There are a few cybersecurity lessons here.
The first lesson is that when you own a gun that accidentally fires 1% of the time you pick it up, then you’ll eventually shoot yourself in the foot. The same is true of Ruby-on-Rail’s mass assignment: you’ll eventually shoot yourself in the foot. It’s inherently dangerous, you can’t consider it for your next big project until this bug is fixed -- and since fixing this bug will break all existing Ruby-on-Rails websites, I doubt that will ever happen.
The second lesson is that “blacklisting” doesn’t work. We’ve tried blacklisting known bad characters (like ') from SQL, and found it doesn’t stop SQL injection. We’ve tried blacklisting known bad characters (like <) from HTML, and found it doesn’t stop cross site scripting. You can’t expect programmers to correctly blacklist all variables that shouldn’t be set with mass assignment, because they’ll eventually forget one, a hacker will find it, and break in. Instead, you have to “whitelist” known safe variables, where the consequence of a programmer error is simply a bug in the website, not a hack.
The third lesson is that there is no good solution to the problem. Ruby-on-Rails already has plenty of what appear to be good solutions -- that fail. If you put “ActiveRecord::Base.send(:attr_accessible, nil)” in the file “config/initializers/disable_mass_assignment.rb”, you will fix the problem the way it should be fixed.

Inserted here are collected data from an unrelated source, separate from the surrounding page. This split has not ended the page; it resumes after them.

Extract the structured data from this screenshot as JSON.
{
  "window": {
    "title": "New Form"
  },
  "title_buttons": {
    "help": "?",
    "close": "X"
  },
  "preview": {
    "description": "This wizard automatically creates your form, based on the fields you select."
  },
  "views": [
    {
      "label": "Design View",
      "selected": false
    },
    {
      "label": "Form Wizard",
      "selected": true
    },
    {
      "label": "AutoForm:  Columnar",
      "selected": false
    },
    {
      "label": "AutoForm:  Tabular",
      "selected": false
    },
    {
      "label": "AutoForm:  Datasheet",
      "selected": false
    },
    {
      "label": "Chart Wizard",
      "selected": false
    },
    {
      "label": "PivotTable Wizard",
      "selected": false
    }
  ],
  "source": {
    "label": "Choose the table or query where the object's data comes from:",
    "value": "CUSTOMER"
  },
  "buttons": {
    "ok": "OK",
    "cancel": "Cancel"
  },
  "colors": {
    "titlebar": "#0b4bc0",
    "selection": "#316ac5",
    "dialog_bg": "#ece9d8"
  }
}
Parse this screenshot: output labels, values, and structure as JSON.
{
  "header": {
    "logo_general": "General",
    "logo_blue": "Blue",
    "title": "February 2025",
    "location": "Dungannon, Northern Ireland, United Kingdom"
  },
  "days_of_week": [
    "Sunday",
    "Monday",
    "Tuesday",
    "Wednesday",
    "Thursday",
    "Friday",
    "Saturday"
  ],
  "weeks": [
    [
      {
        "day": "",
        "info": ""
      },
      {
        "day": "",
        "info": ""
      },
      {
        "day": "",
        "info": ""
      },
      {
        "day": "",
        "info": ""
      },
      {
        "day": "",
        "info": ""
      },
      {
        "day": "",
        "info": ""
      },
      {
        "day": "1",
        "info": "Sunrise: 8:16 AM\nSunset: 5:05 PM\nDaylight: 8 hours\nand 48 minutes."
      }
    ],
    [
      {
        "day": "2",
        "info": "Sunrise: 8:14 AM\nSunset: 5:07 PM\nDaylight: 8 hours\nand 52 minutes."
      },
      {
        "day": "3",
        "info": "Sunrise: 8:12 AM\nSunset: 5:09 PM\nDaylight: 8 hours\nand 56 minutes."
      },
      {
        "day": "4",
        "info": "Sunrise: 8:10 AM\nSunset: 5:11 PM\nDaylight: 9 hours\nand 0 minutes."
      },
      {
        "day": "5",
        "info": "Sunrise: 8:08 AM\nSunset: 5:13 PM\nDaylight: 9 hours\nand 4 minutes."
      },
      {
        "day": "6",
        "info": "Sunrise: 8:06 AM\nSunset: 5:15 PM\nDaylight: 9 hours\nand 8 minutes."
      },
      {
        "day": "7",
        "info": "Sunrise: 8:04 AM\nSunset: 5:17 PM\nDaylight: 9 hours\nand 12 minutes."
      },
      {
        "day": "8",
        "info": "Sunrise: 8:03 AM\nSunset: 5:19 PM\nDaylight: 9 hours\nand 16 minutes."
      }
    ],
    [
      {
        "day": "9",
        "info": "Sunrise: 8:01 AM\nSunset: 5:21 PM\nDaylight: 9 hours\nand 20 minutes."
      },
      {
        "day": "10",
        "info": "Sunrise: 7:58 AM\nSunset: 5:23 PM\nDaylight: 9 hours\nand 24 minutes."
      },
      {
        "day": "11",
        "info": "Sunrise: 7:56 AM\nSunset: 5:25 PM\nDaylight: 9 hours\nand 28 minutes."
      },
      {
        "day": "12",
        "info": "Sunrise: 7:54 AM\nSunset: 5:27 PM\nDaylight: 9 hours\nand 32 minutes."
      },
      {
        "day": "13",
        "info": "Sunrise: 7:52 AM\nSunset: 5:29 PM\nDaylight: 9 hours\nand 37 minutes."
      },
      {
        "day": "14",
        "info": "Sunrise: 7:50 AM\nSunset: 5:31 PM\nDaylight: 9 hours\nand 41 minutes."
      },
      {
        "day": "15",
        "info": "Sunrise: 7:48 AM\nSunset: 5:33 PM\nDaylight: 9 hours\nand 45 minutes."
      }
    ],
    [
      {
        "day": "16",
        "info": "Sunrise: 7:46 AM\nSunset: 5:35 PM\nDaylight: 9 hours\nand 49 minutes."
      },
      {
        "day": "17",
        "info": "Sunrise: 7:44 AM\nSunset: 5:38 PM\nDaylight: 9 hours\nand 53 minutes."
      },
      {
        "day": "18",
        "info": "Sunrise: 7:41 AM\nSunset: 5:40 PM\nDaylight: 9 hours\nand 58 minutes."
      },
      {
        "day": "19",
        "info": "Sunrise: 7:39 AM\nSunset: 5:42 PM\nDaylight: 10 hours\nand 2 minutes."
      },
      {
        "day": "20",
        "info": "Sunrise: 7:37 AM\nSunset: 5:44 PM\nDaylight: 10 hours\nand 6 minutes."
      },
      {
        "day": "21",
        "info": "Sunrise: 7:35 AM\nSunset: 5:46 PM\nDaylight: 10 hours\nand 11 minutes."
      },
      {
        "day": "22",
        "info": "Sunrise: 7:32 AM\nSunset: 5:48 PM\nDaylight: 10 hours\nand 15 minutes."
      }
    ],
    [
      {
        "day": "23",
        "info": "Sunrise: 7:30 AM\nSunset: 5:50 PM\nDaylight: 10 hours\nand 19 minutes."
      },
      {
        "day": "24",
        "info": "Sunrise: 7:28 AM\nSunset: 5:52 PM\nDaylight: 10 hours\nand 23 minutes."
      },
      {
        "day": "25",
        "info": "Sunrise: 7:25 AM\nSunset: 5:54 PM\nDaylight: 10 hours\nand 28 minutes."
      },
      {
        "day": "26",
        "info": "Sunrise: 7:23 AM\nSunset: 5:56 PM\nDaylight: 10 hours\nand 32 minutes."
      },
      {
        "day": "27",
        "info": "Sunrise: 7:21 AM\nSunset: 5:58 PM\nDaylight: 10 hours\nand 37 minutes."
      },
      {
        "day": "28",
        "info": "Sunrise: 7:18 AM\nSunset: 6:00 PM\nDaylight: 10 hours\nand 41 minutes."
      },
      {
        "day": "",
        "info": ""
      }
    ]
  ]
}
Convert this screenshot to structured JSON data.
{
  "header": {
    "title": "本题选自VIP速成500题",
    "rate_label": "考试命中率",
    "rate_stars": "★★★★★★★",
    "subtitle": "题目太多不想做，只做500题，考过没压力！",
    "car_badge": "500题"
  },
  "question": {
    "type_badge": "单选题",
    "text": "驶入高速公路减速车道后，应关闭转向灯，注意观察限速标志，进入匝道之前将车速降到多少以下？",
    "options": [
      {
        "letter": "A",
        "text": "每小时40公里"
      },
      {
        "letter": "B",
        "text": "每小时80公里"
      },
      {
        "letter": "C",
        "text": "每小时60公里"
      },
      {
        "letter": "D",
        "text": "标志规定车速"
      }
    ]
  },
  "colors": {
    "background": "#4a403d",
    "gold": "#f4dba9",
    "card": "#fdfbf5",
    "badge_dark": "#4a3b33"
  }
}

But while good for you, most programmers still won’t use it,and there will still be a pervasive problem with mass assignment. We’ve had an obvious solution to SQL injection for a decade (“parameterized queries”), but most programmers still don’t use them, so SQL injection is still the web application’s #1 problem. “Insecure direct object reference” will stay at #4, or even rise to #3, until the Ruby-on-Rails project makes a change.
The fourth lesson is understanding "ease of use". Mass assignment makes creating websites a lot easier. But it makes securing websites much harder. You lose more in security than you gain in ease-of-use of the toolkit. As the GitHub hack showed, if you are putting your site on the Internet, security isn't an option. You don't need to fix every security problem, you don't even need to fix everything in the OWASP Top 10. But if you ignore the the top 4, you are a fool.
Finally, this shows the benefit of irresponsible disclosure. Homakov possibly broke the law, or at least, behaved “unethically” according to many people’s definition. Yet, it was not malicious, and caused no harm (other than deserved harm to reputation). It was the level of “disclosure” needed to bring what I feel is necessary attention to the problem.
Update: ASP.NET has a mass-assignment problem too, just not as big as Ruby-on-Rails.